Der Bayerische AGH hat das Verfahren ausgesetzt und dem EuGH Fragen zur Vereinbarkeit dieser Regelung mit dem Unionsrecht zur Vorabentscheidung vorgelegt.
Die Gründe:
Das Unionsrecht - genauer der freie Kapitalverkehr und die Dienstleistungsrichtlinie (Richtlinie 2006/123/EG), die die Niederlassungsfreiheit konkretisiert - steht einer nationalen Regelung nicht entgegen, nach der es unzulässig ist, dass Geschäftsanteile an einer Rechtsanwaltsgesellschaft auf einen reinen Finanzinvestor (der nicht die Absicht hat, in der Gesellschaft eine bestimmte berufliche Tätigkeit auszuüben) übertragen werden, und die bei Zuwiderhandlung den Widerruf der Zulassung der Gesellschaft zur Rechtsanwaltschaft vorsieht.
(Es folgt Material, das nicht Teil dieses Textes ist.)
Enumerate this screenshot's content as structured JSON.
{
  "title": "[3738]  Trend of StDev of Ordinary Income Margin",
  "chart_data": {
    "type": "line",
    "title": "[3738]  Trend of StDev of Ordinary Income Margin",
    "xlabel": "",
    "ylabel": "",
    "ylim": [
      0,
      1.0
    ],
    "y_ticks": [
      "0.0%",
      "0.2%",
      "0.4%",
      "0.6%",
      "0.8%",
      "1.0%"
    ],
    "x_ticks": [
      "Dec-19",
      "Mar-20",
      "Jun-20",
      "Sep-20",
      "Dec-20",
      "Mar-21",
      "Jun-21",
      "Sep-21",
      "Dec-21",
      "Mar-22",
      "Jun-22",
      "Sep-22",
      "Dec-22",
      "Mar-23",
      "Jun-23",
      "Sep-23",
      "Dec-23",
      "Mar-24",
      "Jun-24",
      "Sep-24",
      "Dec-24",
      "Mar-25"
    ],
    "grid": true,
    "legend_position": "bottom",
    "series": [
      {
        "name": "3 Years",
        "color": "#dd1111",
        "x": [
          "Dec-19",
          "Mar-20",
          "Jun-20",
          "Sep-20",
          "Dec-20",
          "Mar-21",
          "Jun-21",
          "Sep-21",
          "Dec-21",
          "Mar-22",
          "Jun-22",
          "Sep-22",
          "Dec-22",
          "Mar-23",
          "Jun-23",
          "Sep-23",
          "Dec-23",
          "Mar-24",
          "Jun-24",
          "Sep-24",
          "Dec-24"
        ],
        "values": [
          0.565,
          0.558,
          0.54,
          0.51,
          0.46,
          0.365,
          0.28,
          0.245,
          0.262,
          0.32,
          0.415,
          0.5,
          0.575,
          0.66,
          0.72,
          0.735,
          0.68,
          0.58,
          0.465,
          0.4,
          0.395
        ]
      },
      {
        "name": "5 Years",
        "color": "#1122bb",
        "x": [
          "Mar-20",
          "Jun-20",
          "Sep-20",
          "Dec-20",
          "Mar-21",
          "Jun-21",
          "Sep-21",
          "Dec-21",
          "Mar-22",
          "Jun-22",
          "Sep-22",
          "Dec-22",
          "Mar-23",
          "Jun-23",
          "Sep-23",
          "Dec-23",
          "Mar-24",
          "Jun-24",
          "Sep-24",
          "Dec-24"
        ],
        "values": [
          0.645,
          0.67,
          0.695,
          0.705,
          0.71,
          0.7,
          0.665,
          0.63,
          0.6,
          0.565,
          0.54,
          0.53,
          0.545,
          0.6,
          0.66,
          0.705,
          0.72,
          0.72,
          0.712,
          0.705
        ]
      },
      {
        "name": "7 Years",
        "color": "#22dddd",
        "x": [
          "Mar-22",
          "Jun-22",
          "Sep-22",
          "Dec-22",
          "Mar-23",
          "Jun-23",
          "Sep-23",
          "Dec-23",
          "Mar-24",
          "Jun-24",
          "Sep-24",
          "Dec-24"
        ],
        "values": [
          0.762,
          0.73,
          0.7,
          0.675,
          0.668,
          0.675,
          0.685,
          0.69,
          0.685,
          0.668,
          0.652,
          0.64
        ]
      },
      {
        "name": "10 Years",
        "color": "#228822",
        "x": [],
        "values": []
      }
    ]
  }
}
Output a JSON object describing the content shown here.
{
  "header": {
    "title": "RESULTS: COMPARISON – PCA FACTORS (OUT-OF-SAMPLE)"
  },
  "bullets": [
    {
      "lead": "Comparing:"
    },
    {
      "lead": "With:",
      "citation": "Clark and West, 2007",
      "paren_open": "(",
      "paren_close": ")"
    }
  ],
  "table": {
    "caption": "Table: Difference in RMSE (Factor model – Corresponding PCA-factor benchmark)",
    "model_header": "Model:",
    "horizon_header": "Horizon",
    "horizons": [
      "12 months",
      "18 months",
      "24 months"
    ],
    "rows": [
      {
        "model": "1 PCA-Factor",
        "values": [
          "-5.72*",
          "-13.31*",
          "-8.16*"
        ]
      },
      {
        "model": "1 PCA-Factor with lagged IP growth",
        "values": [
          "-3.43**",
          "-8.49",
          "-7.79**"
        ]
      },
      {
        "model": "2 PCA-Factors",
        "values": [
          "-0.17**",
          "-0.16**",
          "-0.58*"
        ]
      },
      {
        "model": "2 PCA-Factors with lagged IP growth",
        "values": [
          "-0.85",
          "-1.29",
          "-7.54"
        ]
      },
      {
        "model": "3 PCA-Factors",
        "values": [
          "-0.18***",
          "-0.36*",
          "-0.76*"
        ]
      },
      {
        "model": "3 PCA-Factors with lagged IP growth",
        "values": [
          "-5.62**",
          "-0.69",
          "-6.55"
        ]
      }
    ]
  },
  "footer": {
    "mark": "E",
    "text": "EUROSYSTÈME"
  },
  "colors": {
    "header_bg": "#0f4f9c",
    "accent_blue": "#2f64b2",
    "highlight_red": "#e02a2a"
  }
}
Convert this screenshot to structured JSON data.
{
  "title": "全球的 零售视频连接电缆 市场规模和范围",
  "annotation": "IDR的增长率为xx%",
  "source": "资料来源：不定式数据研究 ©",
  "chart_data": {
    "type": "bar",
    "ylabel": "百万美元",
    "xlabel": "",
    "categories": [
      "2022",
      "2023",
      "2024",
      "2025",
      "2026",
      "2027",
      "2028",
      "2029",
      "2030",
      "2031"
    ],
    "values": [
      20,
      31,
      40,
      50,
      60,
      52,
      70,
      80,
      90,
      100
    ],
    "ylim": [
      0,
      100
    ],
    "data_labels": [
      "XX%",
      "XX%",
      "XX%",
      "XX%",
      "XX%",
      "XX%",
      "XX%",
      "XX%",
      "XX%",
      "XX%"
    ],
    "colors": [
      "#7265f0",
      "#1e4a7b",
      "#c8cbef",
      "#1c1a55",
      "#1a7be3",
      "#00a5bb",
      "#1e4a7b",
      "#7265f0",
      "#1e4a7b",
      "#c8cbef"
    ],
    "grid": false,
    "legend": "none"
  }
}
Diese Beschränkung der Niederlassungsfreiheit und des freien Kapitalverkehrs ist durch zwingende Gründe des Allgemeininteresses gerechtfertigt. Ein Mitgliedstaat kann legitimer Weise davon ausgehen, dass ein Rechtsanwalt nicht in der Lage wäre, seinen Beruf unabhängig und unter Beachtung seiner Berufs- und Standespflichten auszuüben, wenn er einer Gesellschaft angehörte, zu deren Gesellschaftern Personen zählen, die ausschließlich als reine Finanzinvestoren handeln, ohne den Rechtsanwaltsberuf oder einen anderen, vergleichbaren Regeln unterliegenden Beruf auszuüben. Eine solche Beschränkung geht nicht über das hinaus, was zur Erreichung des verfolgten Ziels erforderlich ist.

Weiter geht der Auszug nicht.